Include H3-H6 as individual search results and highlight the search term in the result. #624

samuelcolvin · 2015-06-09T17:23:02Z

If I search for a subsection heading (eg. h3) I would expect the subsection I searched for to appear in the search results, instead only it's parent h1 seems to appear.

Perhaps most easily demonstrated with an example: on help.tutorcruncher.com If I search for "credit note" (which is the text of an h3 heading: help.tutorcruncher.com/accounting/#credit-notes) I would expect to see "credit note" in the results. I guess as a heading would make most sense, but highlighted in the text of a result would be ok too.

Instead the parent h1 "Invoices" shows in results without "credit note" shown anywhere.

Perhaps we need to alter search.py > create_entry_for_section to recursively work right down the hierarchy of sections?

The text was updated successfully, but these errors were encountered:

d0ugal · 2015-06-09T21:16:50Z

It only includes h1 and h2 by design. This is the just like we only include h1 and h2 in the table of contents and thus made the same choice here to match.

I don't think there would be a problem with making the search more find grained, I can't really think of anything. I wrote this particular section of the search code in December I think, so my memory of the reasoning behind it is a little rusty :)

d0ugal · 2015-06-09T21:18:21Z

Would we want to include all of them from h1 - h6?

samuelcolvin · 2015-06-09T21:22:53Z

I don't see why not.

But the other option which might make more sense is to improve the sample shown in each search result. It would be great if the sample was adjusted to include the search result rather than just being the first paragraph of the section with the result in (I assume?), I guess it would also be useful if it highlighted the search result by making it bold.

Does that make sense?

d0ugal · 2015-06-09T21:28:30Z

Yeah, that makes sense. I feel like we should probably do both.

Adding H3-H6 is really trivial. So maybe we should do that first.

Improving the display of the results is somewhat trickier. I guess we need to update this code and probably find the sentence with the search term. This could be tricky if the word was only found due to tokenisation. Then highlight the search term in that sentence.

d0ugal · 2015-06-09T21:29:31Z

I've marked this for 0.15 to at least do the H3-H6 change. I'm not sure I have the capacity to improve the search results too - so, some help there would be good if anyone is interested.
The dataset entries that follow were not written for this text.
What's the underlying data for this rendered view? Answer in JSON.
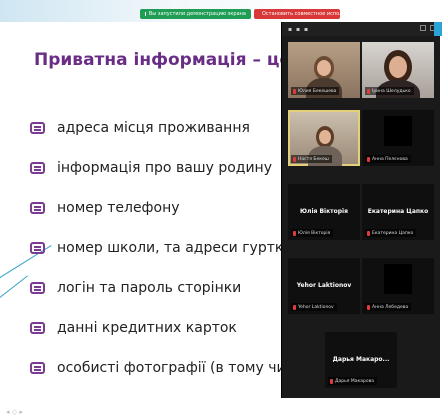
{
  "slide": {
    "title": "Приватна інформація – це:",
    "bullets": [
      "адреса місця проживання",
      "інформація про вашу родину",
      "номер телефону",
      "номер школи, та адреси гуртків",
      "логін та пароль сторінки",
      "данні кредитних карток",
      "особисті фотографії (в тому числі інтимн"
    ]
  },
  "share_bar": {
    "sharing_label": "Вы запустили демонстрацию экрана",
    "stop_label": "Остановить совместное использование"
  },
  "gallery": {
    "participants": [
      {
        "label": "Юлия Бекешева",
        "display": "",
        "video": true
      },
      {
        "label": "Ірина Шелудько",
        "display": "",
        "video": true
      },
      {
        "label": "Настя Бекеш",
        "display": "",
        "video": true
      },
      {
        "label": "Анна Пелєнова",
        "display": "",
        "video": false
      },
      {
        "label": "Юлія Вікторія",
        "display": "Юлія Вікторія",
        "video": false
      },
      {
        "label": "Екатерина Цапко",
        "display": "Екатерина Цапко",
        "video": false
      },
      {
        "label": "Yehor Laktionov",
        "display": "Yehor Laktionov",
        "video": false
      },
      {
        "label": "Анна Лебедева",
        "display": "",
        "video": false
      },
      {
        "label": "Дарья Макарова",
        "display": "Дарья Макаро...",
        "video": false
      }
    ]
  },
  "colors": {
    "title": "#6a2d86",
    "bullet_icon": "#7a3a93",
    "share_green": "#1f9d55",
    "share_red": "#d93838",
    "active_speaker": "#e3d07a"
  }
}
samuelcolvin · 2015-06-09T21:33:21Z

looks very doable, and I'm keen to help but honestly I'm pretty busy right now, I'm not going to get round to it in June.
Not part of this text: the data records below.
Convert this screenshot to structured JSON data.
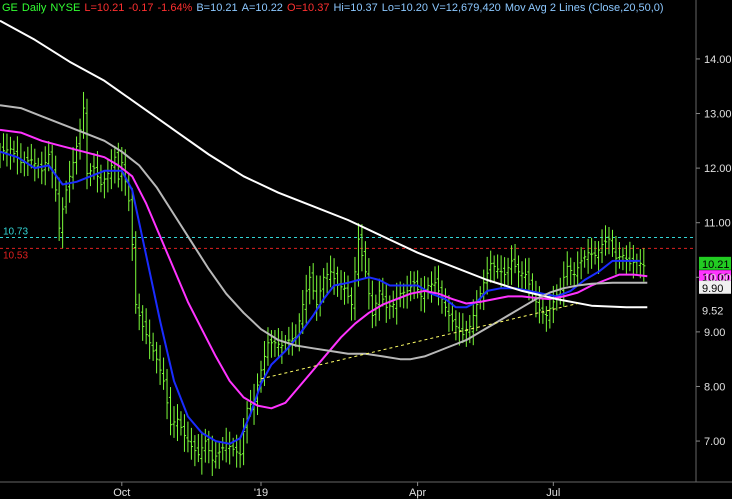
{
  "header": {
    "symbol": "GE",
    "period": "Daily",
    "exchange": "NYSE",
    "last": "L=10.21",
    "change": "-0.17",
    "change_pct": "-1.64%",
    "bid": "B=10.21",
    "ask": "A=10.22",
    "open": "O=10.37",
    "high": "Hi=10.37",
    "low": "Lo=10.20",
    "volume": "V=12,679,420",
    "study": "Mov Avg 2 Lines (Close,20,50,0)"
  },
  "colors": {
    "background": "#000000",
    "bars": "#7CFC3A",
    "ma20": "#1a2cff",
    "ma50": "#ff33ff",
    "ma200": "#ffffff",
    "ma_gray": "#b8b8b8",
    "trendline": "#ffff66",
    "level_cyan": "#33d6d6",
    "level_red": "#e02020",
    "header_green": "#33ff33",
    "header_red": "#ff3030",
    "header_blue": "#8cc8ff",
    "axis_text": "#e0e0e0"
  },
  "chart_data": {
    "type": "line",
    "title": "GE - Daily NYSE",
    "x_labels": [
      "Oct",
      "'19",
      "Apr",
      "Jul"
    ],
    "y_ticks": [
      "14.00",
      "13.00",
      "12.00",
      "11.00",
      "10.00",
      "9.00",
      "8.00",
      "7.00"
    ],
    "ylim": [
      6.25,
      14.75
    ],
    "xlim": [
      0,
      200
    ],
    "x_label_positions": [
      35,
      75,
      120,
      159
    ],
    "price_markers": [
      {
        "label": "10.21",
        "value": 10.21,
        "style": "badge-green"
      },
      {
        "label": "10.00",
        "value": 10.02,
        "style": "badge-magenta"
      },
      {
        "label": "9.90",
        "value": 9.9,
        "style": "badge-white"
      },
      {
        "label": "9.52",
        "value": 9.52,
        "style": "plain"
      }
    ],
    "levels": [
      {
        "label": "10.73",
        "value": 10.73,
        "color": "cyan"
      },
      {
        "label": "10.53",
        "value": 10.53,
        "color": "red"
      }
    ],
    "trendline": [
      [
        75,
        8.14
      ],
      [
        166,
        9.52
      ]
    ],
    "price_close": [
      [
        0,
        12.3
      ],
      [
        3,
        12.35
      ],
      [
        6,
        12.1
      ],
      [
        9,
        12.15
      ],
      [
        12,
        11.95
      ],
      [
        14,
        12.25
      ],
      [
        16,
        11.6
      ],
      [
        17,
        10.9
      ],
      [
        19,
        11.6
      ],
      [
        21,
        12.1
      ],
      [
        23,
        12.7
      ],
      [
        24,
        13.1
      ],
      [
        25,
        11.9
      ],
      [
        27,
        12.0
      ],
      [
        29,
        11.7
      ],
      [
        31,
        11.9
      ],
      [
        33,
        12.2
      ],
      [
        34,
        11.8
      ],
      [
        35,
        12.1
      ],
      [
        37,
        11.4
      ],
      [
        38,
        10.6
      ],
      [
        39,
        9.5
      ],
      [
        41,
        9.1
      ],
      [
        43,
        8.8
      ],
      [
        45,
        8.5
      ],
      [
        47,
        8.1
      ],
      [
        49,
        7.3
      ],
      [
        51,
        7.4
      ],
      [
        53,
        7.1
      ],
      [
        55,
        6.9
      ],
      [
        57,
        6.75
      ],
      [
        59,
        7.0
      ],
      [
        61,
        6.65
      ],
      [
        63,
        6.8
      ],
      [
        65,
        6.95
      ],
      [
        67,
        6.85
      ],
      [
        69,
        6.75
      ],
      [
        71,
        7.6
      ],
      [
        73,
        7.75
      ],
      [
        75,
        8.3
      ],
      [
        77,
        8.8
      ],
      [
        79,
        8.8
      ],
      [
        81,
        8.75
      ],
      [
        83,
        8.85
      ],
      [
        85,
        8.9
      ],
      [
        87,
        9.5
      ],
      [
        89,
        10.0
      ],
      [
        91,
        9.5
      ],
      [
        93,
        10.0
      ],
      [
        95,
        10.1
      ],
      [
        97,
        9.85
      ],
      [
        99,
        9.8
      ],
      [
        101,
        9.5
      ],
      [
        103,
        10.7
      ],
      [
        105,
        10.1
      ],
      [
        107,
        9.3
      ],
      [
        109,
        9.75
      ],
      [
        111,
        9.45
      ],
      [
        113,
        9.5
      ],
      [
        115,
        9.7
      ],
      [
        117,
        9.75
      ],
      [
        119,
        9.9
      ],
      [
        121,
        9.65
      ],
      [
        123,
        9.85
      ],
      [
        125,
        9.9
      ],
      [
        127,
        9.6
      ],
      [
        129,
        9.3
      ],
      [
        131,
        9.1
      ],
      [
        133,
        8.95
      ],
      [
        135,
        9.1
      ],
      [
        137,
        9.5
      ],
      [
        139,
        9.9
      ],
      [
        141,
        10.25
      ],
      [
        143,
        10.15
      ],
      [
        145,
        10.05
      ],
      [
        147,
        10.3
      ],
      [
        149,
        10.1
      ],
      [
        151,
        10.05
      ],
      [
        153,
        9.7
      ],
      [
        155,
        9.4
      ],
      [
        157,
        9.3
      ],
      [
        159,
        9.55
      ],
      [
        161,
        9.8
      ],
      [
        163,
        10.2
      ],
      [
        165,
        10.05
      ],
      [
        167,
        10.3
      ],
      [
        169,
        10.45
      ],
      [
        171,
        10.4
      ],
      [
        173,
        10.6
      ],
      [
        175,
        10.7
      ],
      [
        177,
        10.35
      ],
      [
        179,
        10.4
      ],
      [
        181,
        10.25
      ],
      [
        183,
        10.3
      ],
      [
        185,
        10.21
      ]
    ],
    "series": [
      {
        "name": "MA20",
        "points": [
          [
            0,
            12.3
          ],
          [
            5,
            12.2
          ],
          [
            10,
            12.0
          ],
          [
            14,
            12.05
          ],
          [
            18,
            11.7
          ],
          [
            22,
            11.75
          ],
          [
            26,
            11.85
          ],
          [
            30,
            11.95
          ],
          [
            35,
            11.95
          ],
          [
            38,
            11.6
          ],
          [
            42,
            10.4
          ],
          [
            46,
            9.2
          ],
          [
            50,
            8.1
          ],
          [
            54,
            7.45
          ],
          [
            58,
            7.15
          ],
          [
            62,
            7.0
          ],
          [
            66,
            6.95
          ],
          [
            69,
            7.05
          ],
          [
            72,
            7.5
          ],
          [
            75,
            8.05
          ],
          [
            78,
            8.4
          ],
          [
            82,
            8.65
          ],
          [
            86,
            8.95
          ],
          [
            90,
            9.3
          ],
          [
            93,
            9.6
          ],
          [
            96,
            9.85
          ],
          [
            100,
            9.9
          ],
          [
            103,
            9.95
          ],
          [
            106,
            10.0
          ],
          [
            109,
            9.95
          ],
          [
            112,
            9.85
          ],
          [
            115,
            9.85
          ],
          [
            118,
            9.85
          ],
          [
            120,
            9.85
          ],
          [
            124,
            9.7
          ],
          [
            128,
            9.6
          ],
          [
            131,
            9.45
          ],
          [
            134,
            9.45
          ],
          [
            137,
            9.55
          ],
          [
            140,
            9.75
          ],
          [
            144,
            9.8
          ],
          [
            148,
            9.8
          ],
          [
            152,
            9.75
          ],
          [
            156,
            9.7
          ],
          [
            160,
            9.65
          ],
          [
            164,
            9.75
          ],
          [
            168,
            9.95
          ],
          [
            172,
            10.1
          ],
          [
            176,
            10.3
          ],
          [
            180,
            10.3
          ],
          [
            184,
            10.3
          ]
        ]
      },
      {
        "name": "MA50",
        "points": [
          [
            0,
            12.7
          ],
          [
            6,
            12.65
          ],
          [
            12,
            12.5
          ],
          [
            18,
            12.4
          ],
          [
            24,
            12.3
          ],
          [
            30,
            12.2
          ],
          [
            34,
            12.05
          ],
          [
            38,
            11.85
          ],
          [
            42,
            11.35
          ],
          [
            46,
            10.75
          ],
          [
            50,
            10.15
          ],
          [
            54,
            9.55
          ],
          [
            58,
            9.05
          ],
          [
            62,
            8.55
          ],
          [
            66,
            8.1
          ],
          [
            70,
            7.8
          ],
          [
            74,
            7.65
          ],
          [
            78,
            7.6
          ],
          [
            82,
            7.7
          ],
          [
            86,
            8.0
          ],
          [
            90,
            8.3
          ],
          [
            94,
            8.6
          ],
          [
            98,
            8.9
          ],
          [
            102,
            9.15
          ],
          [
            106,
            9.35
          ],
          [
            110,
            9.5
          ],
          [
            114,
            9.6
          ],
          [
            118,
            9.7
          ],
          [
            122,
            9.75
          ],
          [
            126,
            9.7
          ],
          [
            130,
            9.6
          ],
          [
            134,
            9.52
          ],
          [
            138,
            9.55
          ],
          [
            142,
            9.6
          ],
          [
            146,
            9.65
          ],
          [
            150,
            9.65
          ],
          [
            154,
            9.62
          ],
          [
            158,
            9.6
          ],
          [
            162,
            9.65
          ],
          [
            166,
            9.72
          ],
          [
            170,
            9.85
          ],
          [
            174,
            9.95
          ],
          [
            178,
            10.05
          ],
          [
            182,
            10.05
          ],
          [
            186,
            10.02
          ]
        ]
      },
      {
        "name": "MA200",
        "points": [
          [
            0,
            14.7
          ],
          [
            10,
            14.35
          ],
          [
            20,
            13.95
          ],
          [
            30,
            13.6
          ],
          [
            40,
            13.15
          ],
          [
            50,
            12.7
          ],
          [
            60,
            12.25
          ],
          [
            70,
            11.85
          ],
          [
            80,
            11.55
          ],
          [
            90,
            11.3
          ],
          [
            100,
            11.05
          ],
          [
            110,
            10.75
          ],
          [
            120,
            10.45
          ],
          [
            130,
            10.2
          ],
          [
            140,
            9.95
          ],
          [
            150,
            9.75
          ],
          [
            160,
            9.6
          ],
          [
            170,
            9.48
          ],
          [
            180,
            9.45
          ],
          [
            186,
            9.45
          ]
        ]
      },
      {
        "name": "MA100",
        "points": [
          [
            0,
            13.15
          ],
          [
            6,
            13.1
          ],
          [
            12,
            12.95
          ],
          [
            18,
            12.8
          ],
          [
            24,
            12.65
          ],
          [
            30,
            12.5
          ],
          [
            35,
            12.3
          ],
          [
            40,
            12.05
          ],
          [
            45,
            11.65
          ],
          [
            50,
            11.15
          ],
          [
            55,
            10.65
          ],
          [
            60,
            10.15
          ],
          [
            65,
            9.7
          ],
          [
            70,
            9.35
          ],
          [
            75,
            9.05
          ],
          [
            80,
            8.85
          ],
          [
            85,
            8.75
          ],
          [
            90,
            8.7
          ],
          [
            95,
            8.65
          ],
          [
            100,
            8.6
          ],
          [
            105,
            8.6
          ],
          [
            110,
            8.55
          ],
          [
            115,
            8.5
          ],
          [
            118,
            8.5
          ],
          [
            122,
            8.55
          ],
          [
            126,
            8.65
          ],
          [
            130,
            8.75
          ],
          [
            134,
            8.85
          ],
          [
            138,
            9.0
          ],
          [
            142,
            9.15
          ],
          [
            146,
            9.3
          ],
          [
            150,
            9.45
          ],
          [
            154,
            9.6
          ],
          [
            158,
            9.72
          ],
          [
            162,
            9.8
          ],
          [
            166,
            9.85
          ],
          [
            170,
            9.88
          ],
          [
            176,
            9.9
          ],
          [
            186,
            9.9
          ]
        ]
      }
    ],
    "grid": false,
    "legend": "none"
  }
}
d0ugal · 2015-06-09T21:36:04Z

Sure :)

ProfYaffle · 2015-06-10T08:47:10Z

@d0ugal - "This is the just like we only include h1 and h2 in the table of contents" - is that true? I thought I'd observed more "we only include the first two levels of heading, whatever they are".

Case in point: simple hierarchy of headings:

... and then comment out (or just break...) one level in the middle:

d0ugal · 2015-06-10T08:50:35Z

We take the first two levels as Python-Markdown interprets them when it creates a table of contents. It is a bit wonky, and not an ideal approach. I'd be happy to see a better on me :)

samuelcolvin · 2015-06-10T08:52:44Z

I think the second case would be good in some situations, but the obvious solution is to make this a config variable so the default behaviour stays the same.

Do we generate search headings from the same object as the main toc/scroll-spy? I can see that people (me for a start) are going to want one setting heading depth in search and another for everything else.

ProfYaffle · 2015-06-10T08:55:26Z

@d0ugal, that's fine, I didn't know from your comment whether it was actually meant to be h1 and h2, and thus not working as intended. It's easy enough to live with the current behaviour.

The conversation above is probably related to roll-up headings as well, as limiting the heading styles in the ToC (or using more levels in your docs that aren't included) is just another way to limit ToC overload. I have less of an opinion on the search angle.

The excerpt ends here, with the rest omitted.